From 1990 to 1994, he studied painting and graphic art at the Academy of Fine Arts, Vienna. In 1991, the artist exhibited at Haus Wittgenstein, Vienna and in 1993, he cooperated with the Viennese art gallery Würthle at the biennial “Intergraf Alpe-Adria” in Udine. In 1996, his works were exhibited at the Kunsthalle Bonn and at the Viennese art gallery Ariadne. In 1999, Pils designed an “Art in Building” project for the wall of the “Styria” hall in the foyer of Grazer Congress. In 2002, he held an exhibition at the art gallery Eugen Lendl, and in 2005, at the Galerie CC, Graz. Besides dealing with fine arts, the artist is also interested in literature, regularly publishing books (of his own texts and texts by Friederike Mayröcker, a. o.).
For one part of his oeuvre, he worked with Indian ink and graphite on paper, integrating the white color and the fragile materiality of the paper as an essential resource for the design and composition process. The paper is not only his base, but a design material and motif of its own right. White virgin paper surfaces are embraided with condensed painted areas tempting the eye to see fictitious rooms, landscapes and objects, whereas they also constitute a means for realizing the temptation at the same moment. In the glazed transparent Indian ink he uses, there appear circles and webs of lines, tightly drawn sometimes, penetrating or delineating the painted areas like a sensitive structural frame or a subcutaneous web, or in contrast with them.
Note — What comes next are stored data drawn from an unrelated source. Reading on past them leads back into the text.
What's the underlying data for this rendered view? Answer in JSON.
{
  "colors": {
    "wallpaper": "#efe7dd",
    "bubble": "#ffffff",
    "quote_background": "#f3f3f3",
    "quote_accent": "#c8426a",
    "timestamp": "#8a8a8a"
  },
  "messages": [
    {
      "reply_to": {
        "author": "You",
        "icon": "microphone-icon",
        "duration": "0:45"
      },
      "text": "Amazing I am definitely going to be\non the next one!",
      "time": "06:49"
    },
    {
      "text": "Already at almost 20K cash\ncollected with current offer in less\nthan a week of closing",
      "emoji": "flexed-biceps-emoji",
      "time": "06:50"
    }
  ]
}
Sometimes, his graphics appear as pseudo-technoid apparatuses or like architecture in the middle of abysmal-oneiric landscapes, although they are nothing but loose constellations of faces, lines and shadings.
To look at these pictures means to engage in tracking them down, to condense them into configurations and to lose sight of them again, to suppose something concrete and, simultaneously, to look through its fictitious structure. When looking at these pictures, you realize how seductive the gaze can be, how it interprets signs and markings as representations and how much “seeing shapes” constitutes an attempt at orientation - despite all facts. Pils keeps this association game up in the air, tilting it as a subject into awareness. Thus we are confronted with works that bear witness of illusiveness and ephemeral connections without hiding it. Works that deliberately flee the unambiguous, communicating the permanent deviance from easy ways out, are the most precise task a work of art can fulfil. (Rainer Fuchs about Tobias Pils)
The artist has also designed many installations, such as, in 2004, the Leiter, murmelnde Identität (Ladder, whispering identity), which was installed at the Österreichischer Skulpturenpark. With this work of art, the artist intended to deal with Austria’s past. According to him, the Evil, to which heaps of earth refer, is buried in the earth, and pleads in favour of an honest dealing with our own history. Whilst a sound installation acts as a memorial, whose dark sounds remind us of the Third Reich, the surrounding natural background noises create a connection to reality. One of the most interesting features – the bottom rungs of the ladder are missing - suggests that there is no chance of escape, thus forcing people to deal with their own past.
In 1992, Pils was awarded the Upper Austian Prize for young talents, and in 1993 the First Prize of the Austrian graphics competition in Innsbruck. In the following year, the artist received the Otto Mauer Prize and the Prize of Honor of the Federal Ministry of Economy and Research. In 2004, he was awarded the Recognition award of Bauholding Kunstforum.